What you should see: - Grand mean close to 7% (our true portfolio frequency) - VHM (a) positive — the simulation has genuine between-district heterogeneity (sigma=0.35) - K somewhere in the range 100-800 (depending on the simulated data) - A DataFrame with 120 rows, one per district, showing Z values ranging from near 0 (thin districts) to near 1 (dense districts)
If a_hat is negative, something has gone wrong with the data. Re-run the data generation cell with rng = np.random.default_rng(seed=42) and try again.
What K means in practice¶
# Exposure thresholds for different Z values, given this K
k = bs['k']
print(f"With K = {k:.0f} earned years:")
print()
print(f" Z = 0.25 → need {k/3:.0f} earned years (75% from portfolio mean)")
print(f" Z = 0.50 → need {k:.0f} earned years (half weight on own experience)")
print(f" Z = 0.67 → need {2*k:.0f} earned years (two-thirds on own experience)")
print(f" Z = 0.80 → need {4*k:.0f} earned years (80% on own experience)")
print(f" Z = 0.90 → need {9*k:.0f} earned years (90% on own experience)")
print()
print("In context: a district needs K earned years for Z = 0.50.")
print(f"A thin district with 100 earned years has Z = {100/(100+k):.2f}")
print(f"A dense district with 5,000 earned years has Z = {5000/(5000+k):.2f}")

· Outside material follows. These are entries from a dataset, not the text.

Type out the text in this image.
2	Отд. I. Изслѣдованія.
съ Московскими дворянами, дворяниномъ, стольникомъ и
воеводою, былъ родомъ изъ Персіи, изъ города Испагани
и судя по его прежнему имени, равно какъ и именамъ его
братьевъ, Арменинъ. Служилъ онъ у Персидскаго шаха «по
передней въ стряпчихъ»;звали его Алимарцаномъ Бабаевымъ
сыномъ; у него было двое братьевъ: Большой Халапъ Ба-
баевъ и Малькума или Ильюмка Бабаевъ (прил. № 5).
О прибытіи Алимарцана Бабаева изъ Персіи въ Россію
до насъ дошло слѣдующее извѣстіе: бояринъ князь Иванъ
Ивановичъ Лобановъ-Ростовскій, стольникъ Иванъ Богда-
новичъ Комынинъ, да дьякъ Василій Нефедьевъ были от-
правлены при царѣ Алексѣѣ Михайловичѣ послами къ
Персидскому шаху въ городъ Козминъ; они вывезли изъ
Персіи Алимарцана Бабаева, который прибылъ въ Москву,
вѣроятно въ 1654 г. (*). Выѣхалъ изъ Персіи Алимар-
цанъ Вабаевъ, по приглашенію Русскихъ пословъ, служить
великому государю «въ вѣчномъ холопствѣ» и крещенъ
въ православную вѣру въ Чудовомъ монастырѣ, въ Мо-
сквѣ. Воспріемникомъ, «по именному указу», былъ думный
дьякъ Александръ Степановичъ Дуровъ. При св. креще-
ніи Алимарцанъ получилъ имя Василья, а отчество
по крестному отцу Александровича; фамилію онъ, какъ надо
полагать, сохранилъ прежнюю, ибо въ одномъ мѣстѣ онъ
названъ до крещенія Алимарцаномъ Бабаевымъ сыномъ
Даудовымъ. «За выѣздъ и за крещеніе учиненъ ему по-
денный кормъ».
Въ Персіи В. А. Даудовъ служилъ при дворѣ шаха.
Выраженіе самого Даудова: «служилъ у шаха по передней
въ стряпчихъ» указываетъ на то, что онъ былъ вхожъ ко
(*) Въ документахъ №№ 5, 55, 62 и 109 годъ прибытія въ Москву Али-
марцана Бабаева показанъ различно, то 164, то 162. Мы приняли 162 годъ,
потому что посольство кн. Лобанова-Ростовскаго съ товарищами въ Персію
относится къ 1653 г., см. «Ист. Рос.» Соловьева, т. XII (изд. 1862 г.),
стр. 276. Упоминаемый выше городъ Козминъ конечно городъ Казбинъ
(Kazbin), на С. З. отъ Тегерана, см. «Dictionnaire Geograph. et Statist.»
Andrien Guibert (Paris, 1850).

Run this cell. The output shows how many policy-years a district needs before its own experience dominates the portfolio mean. This is the number you bring to the underwriting team when explaining why thin district rates are constrained.

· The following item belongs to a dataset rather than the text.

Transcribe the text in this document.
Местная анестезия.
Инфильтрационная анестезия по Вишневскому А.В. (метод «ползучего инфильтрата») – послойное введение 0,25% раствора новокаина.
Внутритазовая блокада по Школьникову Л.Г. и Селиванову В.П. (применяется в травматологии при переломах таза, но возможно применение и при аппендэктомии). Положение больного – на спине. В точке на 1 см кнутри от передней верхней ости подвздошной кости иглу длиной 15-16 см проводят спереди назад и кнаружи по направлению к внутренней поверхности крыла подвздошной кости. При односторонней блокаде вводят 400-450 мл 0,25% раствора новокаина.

Checkpoint 2: Validate credibility estimates against the true rates¶
Since we generated the data, we can check whether the credibility estimator is actually recovering the true rates better than the naive observed rates:
# Merge credibility estimates with true rates for validation
bs_results = bs["results"]
# Get true rates from the aggregated district totals
true_rates_df = dist_totals.select(["postcode_district", "true_rate", "total_earned_years"])
validation = (
bs_results
.join(true_rates_df, on="postcode_district", how="inner")
.with_columns([
# Error of naive observed rate vs true rate
((pl.col("obs_mean") - pl.col("true_rate")).abs()).alias("obs_error"),
# Error of credibility estimate vs true rate
((pl.col("credibility_estimate") - pl.col("true_rate")).abs()).alias("cred_error"),
])
)
# Mean absolute error comparison
mae_obs = float(validation["obs_error"].mean())
mae_cred = float(validation["cred_error"].mean())
print("=== CHECKPOINT 2: CREDIBILITY VALIDATION ===")
print()
print("Comparing naive observed rates to credibility estimates vs the true rate:")
print(f" MAE (observed rate): {mae_obs:.5f} ({mae_obs*100:.3f}%)")
print(f" MAE (credibility estimate): {mae_cred:.5f} ({mae_cred*100:.3f}%)")
print()
improvement = (mae_obs - mae_cred) / mae_obs * 100
print(f" Credibility reduction in MAE: {improvement:.1f}%")
print()
if improvement > 0:
print(f"Credibility estimates are closer to the truth on average. Good.")
else:
print("Observed rates are closer on average. This can happen with a homogeneous")
print("portfolio (small sigma_district) — check your simulation parameters.")
# Show the districts where credibility helps most (the thinnest ones)
thin = validation.sort("total_earned_years").head(20)
print()
print("20 thinnest districts — credibility vs observed error:")
print(thin.select(["postcode_district", "total_earned_years", "true_rate",
"obs_mean", "credibility_estimate",
"obs_error", "cred_error"]))
What you should see: Credibility estimates with lower MAE than naive observed rates, particularly for thin districts. The improvement should be 20-50% for a portfolio with 120 districts and our simulation parameters. For the 20 thinnest districts, the credibility estimate should be substantially closer to the true rate — this is the point of the exercise.